Kewajiban ini meliputi:

  1. Bersikap jujur, terbuka, dan hati-hati dalam membuat laporan atau pernyataan atas nama klien, pemasok, karyawan, atau pengusaha.

  2. Melindungi kerahasiaan informasi rahasia dagang dan data pribadi dan tidak menyalahgunakan kepercayaan yang sudah diberikan.

  3. Berusaha semaksimal mungkin melakukan pekerjaan secara transparan dan profesional dan bertanggung jawab jika terjadi kelalaian atau kesalahan.

  4. Menyampaikan secara jujur tentang kualifikasi diri kepada klien dan pemberi kerja dan memberikan pelayanan sesuai dengan tingkatan yang sudah disepakati bersama.

2. Menghindari kegiatan atau aktivitas yang bisa membahayakan profesionalitas dan menciptakan konflik kepentingan


Ini adalah kewajiban yang sangat penting untuk dipenuhi oleh setiap ahli logistik, untuk memenuhinya ada beberapa hal yang bisa dilakukan, seperti:

  1. Tidak menerima hadiah dari sumber manapun yang bisa mempengaruhi profesionalitas.

  2. Tidak menerima kompensasi dari 2 pihak yang berbeda atas upaya yang sama kecuali sudah ada kesepakatan sebelumnya.

  3. Tidak memberikan informasi apapun yang sekiranya mampu mempengaruhi profesionalitas pada klien atau pemberi kerja.

  4. Tidak menerima kontribusi berupa penghargaan atau posisi kehormatan yang dapat menimbulkan konflik kepentingan.

  5. Dsb…

Kewajiban Ahli Logistik Kepada Sesama Ahli Logistik dan Kepada Masyarakat Indonesia


Berdasarkan kode etik ahli logistik yang berlaku, ahli logistik memiliki 5 kewajiban yang harus dipenuhi kepada sesama ahli logistik dan masyarakat Indonesia, yaitu:


  1. Menghindari perilaku yang bisa mendiskreditkan ALI (Asosiasi Logistik Indonesia) dan sesama ahli logistik lainnya. Kewajiban ini bisa dipenuhi dengan cara menjauhkan diri dari segala bentuk persaingan tidak sehat dengan sesama ahli logistik. - Menghindari dari perilaku membesar-besarkan kualifikasi profesional untuk mencari pekerjaan. - Tidak membatasi peluang kerja sesama ahli logistik. - Tidak mencari keuntungan untuk kepentingan pribadi dengan cara yang bertentangan dengan integritas profesionalitas ahli logistik.

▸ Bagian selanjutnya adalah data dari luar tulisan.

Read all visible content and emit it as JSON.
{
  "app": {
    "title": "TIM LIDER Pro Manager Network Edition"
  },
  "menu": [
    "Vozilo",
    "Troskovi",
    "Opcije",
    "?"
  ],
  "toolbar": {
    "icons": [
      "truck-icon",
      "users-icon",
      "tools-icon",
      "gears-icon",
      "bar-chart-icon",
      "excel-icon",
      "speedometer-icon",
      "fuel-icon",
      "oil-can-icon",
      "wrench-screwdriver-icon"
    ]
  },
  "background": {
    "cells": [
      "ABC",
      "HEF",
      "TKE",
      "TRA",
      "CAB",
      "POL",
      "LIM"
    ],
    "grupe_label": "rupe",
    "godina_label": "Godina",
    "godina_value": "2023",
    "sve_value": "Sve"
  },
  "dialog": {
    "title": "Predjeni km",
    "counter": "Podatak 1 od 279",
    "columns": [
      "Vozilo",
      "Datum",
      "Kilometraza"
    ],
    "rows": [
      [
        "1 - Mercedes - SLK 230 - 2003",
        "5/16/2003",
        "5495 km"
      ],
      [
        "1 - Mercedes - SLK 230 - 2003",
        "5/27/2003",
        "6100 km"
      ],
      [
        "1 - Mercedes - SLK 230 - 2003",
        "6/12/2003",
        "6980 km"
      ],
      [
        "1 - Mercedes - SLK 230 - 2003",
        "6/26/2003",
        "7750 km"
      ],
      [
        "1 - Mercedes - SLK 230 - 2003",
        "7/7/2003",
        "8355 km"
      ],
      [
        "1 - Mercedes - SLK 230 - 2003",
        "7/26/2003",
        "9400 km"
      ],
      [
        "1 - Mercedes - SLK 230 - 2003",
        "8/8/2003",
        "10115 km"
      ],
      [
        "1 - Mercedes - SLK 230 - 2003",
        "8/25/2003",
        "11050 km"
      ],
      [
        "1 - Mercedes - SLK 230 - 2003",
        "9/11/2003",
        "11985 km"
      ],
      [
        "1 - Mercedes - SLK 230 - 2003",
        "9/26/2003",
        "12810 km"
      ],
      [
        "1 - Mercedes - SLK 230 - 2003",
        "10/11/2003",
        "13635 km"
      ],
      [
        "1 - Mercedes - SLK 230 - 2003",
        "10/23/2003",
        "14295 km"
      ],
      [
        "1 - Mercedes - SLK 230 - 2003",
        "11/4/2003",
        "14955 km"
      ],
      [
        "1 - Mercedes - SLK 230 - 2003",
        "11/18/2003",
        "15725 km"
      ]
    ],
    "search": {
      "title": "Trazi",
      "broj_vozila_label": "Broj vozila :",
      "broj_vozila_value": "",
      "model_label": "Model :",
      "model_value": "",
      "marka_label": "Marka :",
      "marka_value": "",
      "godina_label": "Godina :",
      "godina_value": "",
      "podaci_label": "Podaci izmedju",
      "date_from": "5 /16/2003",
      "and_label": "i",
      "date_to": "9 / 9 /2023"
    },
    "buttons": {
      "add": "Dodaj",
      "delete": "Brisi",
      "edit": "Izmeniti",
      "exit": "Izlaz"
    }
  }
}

  2. Tidak mengizinkan penggunaan nama atau reputasi profesionalnya untuk kepentingan apapun yang tidak sesuai dengan etika profesi ahli logistik

  3. Mengakui kekayaan intelektual dan kepentingan hak milik pihak lain dalam pemberian penghargaan

  4. Memberikan saran perbaikan atas pengelolaan SDM dan aktivitas logistik melalui penelitian/studi dan tindakan efektif lainnya

  5. Mendorong pengembangan kompetensi dan profesionalitas melalui ALI dan berpartisipasi aktif dalam setiap kegiatan pendidikan berkelanjutan dan pertemuan teknis

Sanksi Untuk Pelanggar Kode Etik Ahli Logistik


Saat ini dalam versi kode etik untuk ahli logistik yang sudah beredar memang belum ada peraturan tentang sanksi bagi pelanggar aturan-aturan yang ada di dalamnya. Meskipun begitu, sebagai tanggung jawab profesi, diharapkan semua anggota ALI bisa mematuhi dan menerapkan kode etik ini dalam kegiatan profesionalnya sehari-hari.

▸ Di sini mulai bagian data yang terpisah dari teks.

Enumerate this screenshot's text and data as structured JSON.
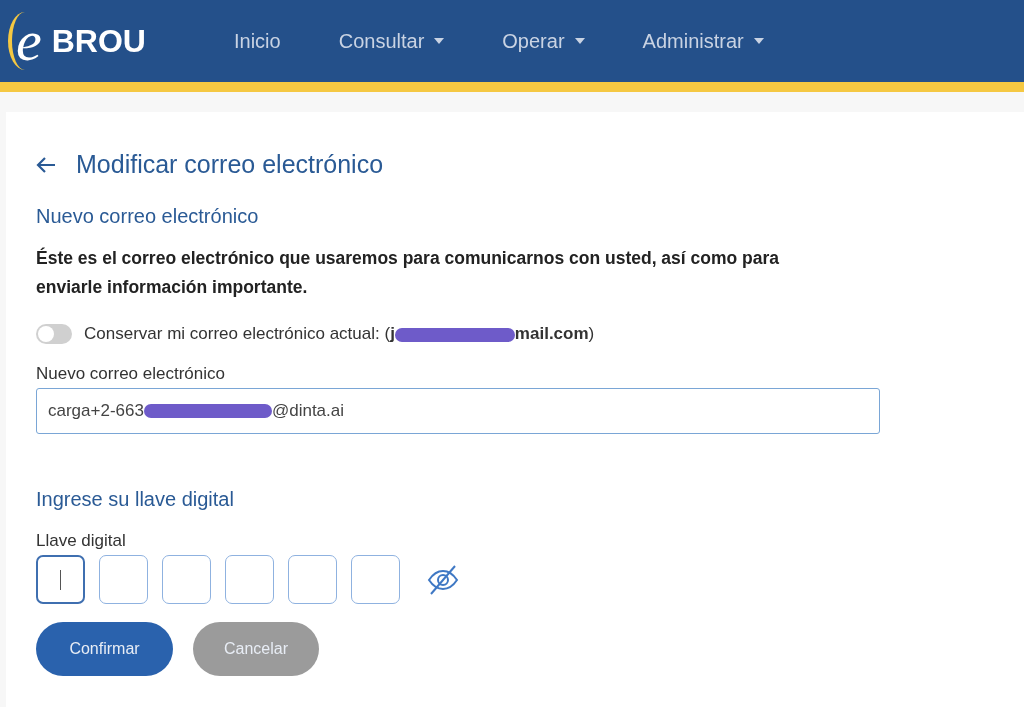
{
  "header": {
    "logo_letter": "e",
    "logo_text": "BROU",
    "nav": [
      {
        "label": "Inicio",
        "dropdown": false
      },
      {
        "label": "Consultar",
        "dropdown": true
      },
      {
        "label": "Operar",
        "dropdown": true
      },
      {
        "label": "Administrar",
        "dropdown": true
      }
    ]
  },
  "page": {
    "title": "Modificar correo electrónico",
    "section": "Nuevo correo electrónico",
    "description": "Éste es el correo electrónico que usaremos para comunicarnos con usted, así como para enviarle información importante.",
    "keep_toggle": {
      "checked": false,
      "label_start": "Conservar mi correo electrónico actual: (**j**",
      "label_end": "**mail.com**)"
    },
    "email_field": {
      "label": "Nuevo correo electrónico",
      "value_start": "carga+2-663",
      "value_end": "@dinta.ai"
    },
    "key_section": "Ingrese su llave digital",
    "key_label": "Llave digital",
    "key_digits": [
      {
        "focused": true
      },
      {
        "focused": false
      },
      {
        "focused": false
      },
      {
        "focused": false
      },
      {
        "focused": false
      },
      {
        "focused": false
      }
    ],
    "key_visible": false,
    "buttons": [
      {
        "label": "Confirmar",
        "kind": "primary"
      },
      {
        "label": "Cancelar",
        "kind": "secondary"
      }
    ]
  }
}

Dengan adanya kode etik ini, diharapkan etika profesionalitas profesi ahli logistik bisa lebih terjaga dan produktivitas kerja baik pribadi maupun perusahaan bisa semakin meningkat. Untuk jangka panjangnya, diharapkan aturan kode etik ini bisa ikut membantu berkontribusi dalam kemajuan sistem logistik di Indonesia, termasuk kemajuan sumber daya manusia dan penurunan biaya logistiknya.


Ketua umum Asosiasi Logistik Indonesia mengharapkan semua anggotanya bisa memahami, mendukung, mensosialisasikan, dan menjadikan kode etik ini sebagai prinsip dasar dalam melaksanakan pekerjaannya di bidang logistik.